Two wa Kuria poachers were arrested by a joint Ngiro-are and Kokatende team on the 17th near the Namailumbwa hills. They were part of a group of six that were setting snares in anticipation of the migration. 50 wire snares were recovered.
Two wa Kuria poachers were arrested around an area we know as Watu Kumi in the Lemai Wedge on the 21st by the Ngiro-are team. The poachers had killed one wildebeest, 19 wire snares were recovered.
On the night of the 22nd the Serena team arrested five wa Kuria poachers around Watu Kumi. They were hunting Thompson’s gazelle with dogs and torches and had killed a number of gazelles by the time they were apprehended.
One poacher, from a group of eight, was again arrested on the 23rd at Watu Kumi by the Serena team. 25 wire snares were recovered. On the same day the Ngiro-are team, together with rangers from Kinyangaga, arrested three poachers at Kasarani in the Lemai Wedge. 12 wire snares were recovered.
One poacher was arrested by the Ngiro-are team, together with their counterparts from Kinyangaga, on the 25th with a machete, he was hunting near Kokatende on the other side of the Mara River. On the same day the Serena team arrested 5 wa Kuria poachers along the Mara River, downstream from Mara Bridge. The Serena team found two different poachers camps and arrested two people from the first group – this group had stayed in the area for a week and had killed two wildebeest. Three poachers were arrested from the second group of four. They had just arrived that morning and had not yet started hunting. A total of 14 wire snares were recovered.
The Ngiro-are team arrested one wa Kuria poacher , from a group of five,on the night of the 26th near Kasarani in the Lemai Wedge. The poachers were hunting Gazelle and had killed one Thompson’ Gazelle.
On the 28th two wa Kuria poachers were arrested by a joint Ngiro-are, Kokatende team near the Bologonja/Mara River junction in the Serengeti. Six wire snares were recovered.

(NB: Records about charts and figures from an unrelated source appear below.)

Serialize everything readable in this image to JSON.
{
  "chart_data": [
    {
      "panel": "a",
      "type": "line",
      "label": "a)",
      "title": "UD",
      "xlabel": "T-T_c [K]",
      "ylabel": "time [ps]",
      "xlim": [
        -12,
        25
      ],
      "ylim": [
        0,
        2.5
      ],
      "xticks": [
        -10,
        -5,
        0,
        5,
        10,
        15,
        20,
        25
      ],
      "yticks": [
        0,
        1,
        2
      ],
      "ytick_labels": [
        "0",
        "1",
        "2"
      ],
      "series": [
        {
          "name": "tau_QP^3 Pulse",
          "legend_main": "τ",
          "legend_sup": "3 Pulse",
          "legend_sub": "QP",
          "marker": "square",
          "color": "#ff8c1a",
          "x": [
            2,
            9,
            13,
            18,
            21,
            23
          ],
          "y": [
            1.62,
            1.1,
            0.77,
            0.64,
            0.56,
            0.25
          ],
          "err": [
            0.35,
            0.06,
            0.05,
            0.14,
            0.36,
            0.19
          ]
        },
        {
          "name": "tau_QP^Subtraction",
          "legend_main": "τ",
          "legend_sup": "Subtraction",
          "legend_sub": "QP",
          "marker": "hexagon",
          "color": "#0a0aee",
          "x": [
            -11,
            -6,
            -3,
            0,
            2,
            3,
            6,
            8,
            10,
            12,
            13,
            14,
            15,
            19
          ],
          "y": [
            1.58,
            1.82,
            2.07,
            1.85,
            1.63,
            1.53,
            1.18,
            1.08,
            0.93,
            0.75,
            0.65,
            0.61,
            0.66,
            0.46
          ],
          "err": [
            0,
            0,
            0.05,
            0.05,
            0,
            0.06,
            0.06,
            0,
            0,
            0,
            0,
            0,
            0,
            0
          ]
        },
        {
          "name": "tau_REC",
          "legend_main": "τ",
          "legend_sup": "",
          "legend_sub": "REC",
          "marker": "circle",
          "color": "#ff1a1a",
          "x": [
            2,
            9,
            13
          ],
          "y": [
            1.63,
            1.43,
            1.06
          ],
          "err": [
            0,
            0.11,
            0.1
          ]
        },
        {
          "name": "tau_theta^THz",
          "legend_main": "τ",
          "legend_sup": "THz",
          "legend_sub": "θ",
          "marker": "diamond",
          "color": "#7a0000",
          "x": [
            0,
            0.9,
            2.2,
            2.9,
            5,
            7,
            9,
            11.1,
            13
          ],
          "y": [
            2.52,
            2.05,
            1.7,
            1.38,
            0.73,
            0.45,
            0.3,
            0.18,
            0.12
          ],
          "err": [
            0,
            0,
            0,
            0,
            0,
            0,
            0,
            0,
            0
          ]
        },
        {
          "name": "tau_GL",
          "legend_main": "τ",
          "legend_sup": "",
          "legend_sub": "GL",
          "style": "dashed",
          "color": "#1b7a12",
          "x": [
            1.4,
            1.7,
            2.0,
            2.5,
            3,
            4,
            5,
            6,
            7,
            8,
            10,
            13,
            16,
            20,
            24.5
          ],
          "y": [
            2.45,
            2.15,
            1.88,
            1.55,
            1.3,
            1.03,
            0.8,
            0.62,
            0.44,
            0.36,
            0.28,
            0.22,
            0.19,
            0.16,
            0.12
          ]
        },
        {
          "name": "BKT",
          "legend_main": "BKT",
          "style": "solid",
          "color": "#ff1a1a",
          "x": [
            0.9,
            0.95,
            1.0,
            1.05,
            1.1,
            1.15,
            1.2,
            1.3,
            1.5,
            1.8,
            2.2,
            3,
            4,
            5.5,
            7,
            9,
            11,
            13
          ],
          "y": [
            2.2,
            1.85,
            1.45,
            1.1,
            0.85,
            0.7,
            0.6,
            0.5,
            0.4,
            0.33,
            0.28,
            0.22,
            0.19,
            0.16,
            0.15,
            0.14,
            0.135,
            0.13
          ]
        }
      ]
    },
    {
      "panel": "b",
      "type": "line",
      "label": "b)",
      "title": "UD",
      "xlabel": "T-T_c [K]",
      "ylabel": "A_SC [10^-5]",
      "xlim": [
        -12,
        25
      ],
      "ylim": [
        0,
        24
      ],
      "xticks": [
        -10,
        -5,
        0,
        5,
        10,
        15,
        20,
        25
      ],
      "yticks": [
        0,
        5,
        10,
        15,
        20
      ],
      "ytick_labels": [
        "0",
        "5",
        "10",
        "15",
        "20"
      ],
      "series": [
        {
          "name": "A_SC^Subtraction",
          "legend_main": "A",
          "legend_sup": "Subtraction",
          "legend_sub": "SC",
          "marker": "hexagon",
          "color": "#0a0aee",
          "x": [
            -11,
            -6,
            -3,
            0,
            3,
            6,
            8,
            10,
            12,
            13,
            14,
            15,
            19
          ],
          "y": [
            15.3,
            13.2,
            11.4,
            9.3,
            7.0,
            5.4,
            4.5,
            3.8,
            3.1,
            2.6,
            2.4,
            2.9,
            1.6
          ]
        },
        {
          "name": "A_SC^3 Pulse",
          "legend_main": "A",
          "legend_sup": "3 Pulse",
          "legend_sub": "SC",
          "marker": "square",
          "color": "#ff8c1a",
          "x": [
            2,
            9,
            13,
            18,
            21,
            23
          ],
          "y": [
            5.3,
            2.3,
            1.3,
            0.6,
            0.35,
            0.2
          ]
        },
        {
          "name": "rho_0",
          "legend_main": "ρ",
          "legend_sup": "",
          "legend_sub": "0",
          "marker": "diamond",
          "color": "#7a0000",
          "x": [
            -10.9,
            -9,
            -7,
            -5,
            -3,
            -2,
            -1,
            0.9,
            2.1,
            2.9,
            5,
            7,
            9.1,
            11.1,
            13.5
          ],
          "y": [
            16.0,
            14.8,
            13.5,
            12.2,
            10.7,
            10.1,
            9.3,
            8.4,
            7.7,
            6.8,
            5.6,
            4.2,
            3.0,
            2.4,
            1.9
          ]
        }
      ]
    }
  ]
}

One wa Kuria poacher was arrested on the night of the 30th by the Ngiro-are team at Kasarani in the Lemai Wedge. The poachers were on their way in to camp along the Mara River, 7 wire snares were recovered.
We cut the grass around, and also repaired the cement markers at each end of the Serena airstrip.
We completed most of our grading programme for the season by grading the roads to Ngiro-are, the main road to Oloololo and the roads going to Kichwa Tembo, Little Governor’s and Mpata Club.
The tractor completed cutting all the game viewing tracks and the road team then spent time in opening blocked culverts and repairing pot holes on the main roads.
We put up signs along the river near major crossing points to stop people getting out of their vehicles.
We painted the Ngiro-are office and will purchase a desk and chairs in July.
We erected signs along the Mara River warning people not to get out of their vehicles at crossing points.
Revenue and Accounts
The County Council approved new park fees at a full Council meeting on the 30th May; this meeting gave us authority to print new tickets in readiness for 1st July 2006, when the new fees will take effect. The new fees are set at the same values as for KWS category “A” National Parks.
Report on focus for June
Focus for July
· Repair housing at Mara Bridge and re-thatch gate house;
· Implement new salary scales;
· Collect new vehicles;
· Implement new Park fees;
· Complete grading of all roads;
· Start security training;
· Finalise recruitment of finance/admin officer; and
· Finalise appointment of consultant for 10 year management agreement.